The mechanism of injury varies, but the most commonly described mechanism involves a fall on an outstretched hand with varus, valgus or rotational force or a combination thereof. The vectors of force and the degree of chondro-osseous development dictate the type of injury incurred. In the extended position, the olecranon becomes locked in the olecranon fossa of the distal humerus, levering against the margins of the fossa [12]. When the deforming force is valgus, the olecranon metaphysis is fractured at the joint level and can be associated with a radial neck fracture, consistent with our findings that among combination fractures the olecranon fracture is associated most commonly with radial neck fractures. The same mechanism can be associated with avulsion fractures of the medial epicondyle. When the force is varus, the olecranon fracture can be associated with a radial head dislocation (Monteggia fracture). The high incidence of olecranon fractures in our patients likely reflects this injury mechanism.

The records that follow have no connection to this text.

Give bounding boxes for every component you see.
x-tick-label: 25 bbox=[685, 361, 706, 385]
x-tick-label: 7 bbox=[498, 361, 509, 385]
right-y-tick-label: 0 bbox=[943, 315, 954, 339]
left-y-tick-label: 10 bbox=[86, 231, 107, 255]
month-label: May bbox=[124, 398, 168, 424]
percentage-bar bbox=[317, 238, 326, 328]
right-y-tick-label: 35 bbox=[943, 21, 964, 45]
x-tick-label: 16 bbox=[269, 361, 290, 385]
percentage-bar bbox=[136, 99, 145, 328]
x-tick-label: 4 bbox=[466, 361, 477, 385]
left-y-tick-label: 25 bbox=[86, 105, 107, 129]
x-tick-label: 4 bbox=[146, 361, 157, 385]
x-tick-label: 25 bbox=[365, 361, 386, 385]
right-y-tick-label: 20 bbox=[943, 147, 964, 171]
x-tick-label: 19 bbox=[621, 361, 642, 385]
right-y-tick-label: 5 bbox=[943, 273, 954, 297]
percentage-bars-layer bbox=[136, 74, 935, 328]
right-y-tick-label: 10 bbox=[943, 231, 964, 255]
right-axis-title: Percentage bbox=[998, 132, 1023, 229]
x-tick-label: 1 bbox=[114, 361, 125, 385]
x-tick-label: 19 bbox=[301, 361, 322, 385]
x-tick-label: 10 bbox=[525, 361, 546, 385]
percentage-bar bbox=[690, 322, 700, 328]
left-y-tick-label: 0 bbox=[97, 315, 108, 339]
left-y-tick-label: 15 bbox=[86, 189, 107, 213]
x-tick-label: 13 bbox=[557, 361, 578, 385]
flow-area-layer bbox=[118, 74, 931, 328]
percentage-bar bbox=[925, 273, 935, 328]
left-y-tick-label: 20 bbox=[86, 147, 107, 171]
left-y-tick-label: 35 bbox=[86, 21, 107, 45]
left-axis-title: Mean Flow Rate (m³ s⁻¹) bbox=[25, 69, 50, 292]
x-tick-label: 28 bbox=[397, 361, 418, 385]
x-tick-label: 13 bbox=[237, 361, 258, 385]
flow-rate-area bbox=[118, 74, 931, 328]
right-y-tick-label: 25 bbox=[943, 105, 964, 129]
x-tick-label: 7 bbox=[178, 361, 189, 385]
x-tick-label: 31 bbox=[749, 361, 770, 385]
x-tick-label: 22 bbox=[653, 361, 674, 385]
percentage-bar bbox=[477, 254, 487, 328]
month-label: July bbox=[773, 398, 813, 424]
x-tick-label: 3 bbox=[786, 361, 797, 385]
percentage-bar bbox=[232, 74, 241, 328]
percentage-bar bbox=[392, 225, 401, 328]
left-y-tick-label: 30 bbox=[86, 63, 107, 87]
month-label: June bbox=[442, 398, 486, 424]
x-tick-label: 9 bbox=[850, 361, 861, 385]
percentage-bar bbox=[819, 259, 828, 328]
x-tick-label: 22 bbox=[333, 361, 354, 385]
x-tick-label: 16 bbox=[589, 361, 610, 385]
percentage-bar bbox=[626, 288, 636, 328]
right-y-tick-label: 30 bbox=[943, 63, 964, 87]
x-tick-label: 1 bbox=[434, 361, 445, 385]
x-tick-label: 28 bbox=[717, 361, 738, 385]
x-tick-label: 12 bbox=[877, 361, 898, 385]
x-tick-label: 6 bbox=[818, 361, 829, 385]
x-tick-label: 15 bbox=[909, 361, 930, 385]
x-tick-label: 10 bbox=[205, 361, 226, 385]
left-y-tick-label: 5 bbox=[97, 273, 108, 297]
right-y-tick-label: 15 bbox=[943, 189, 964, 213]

There are several limitations to our study. It is retrospective in nature and some patients with effusion but without a fracture seen on initial radiographs were lost to follow-up. This could affect the overall distribution of fracture types. It is unlikely that this would have any major effect because only three patients with effusion and without a fracture on initial radiographs did not return for follow-up imaging. In comparison, five patients with effusion and no fracture on initial radiographs who did return for imaging had no fracture on follow-up. Additionally, our population was slightly skewed to a younger age group, with a median age of 6 years, which might have affected the overall distribution of fractures. However, the effect was only shown with medial epicondyle fractures, which are known to occur in patients at least 7 years of age.

Conclusion

We have found that the distribution of elbow fractures in children is different from that described in the historical literature; specifically, radial neck and olecranon fractures are seen significantly more often than they were historically. Most important, the high incidence of olecranon fractures on follow-up radiographs speaks to their potentially occult nature. However, they are not frequently encountered in isolation on follow-up radiographs. This knowledge should help focus attention to these areas on initial and follow-up imaging studies to maximize detection of these sometimes subtle injuries.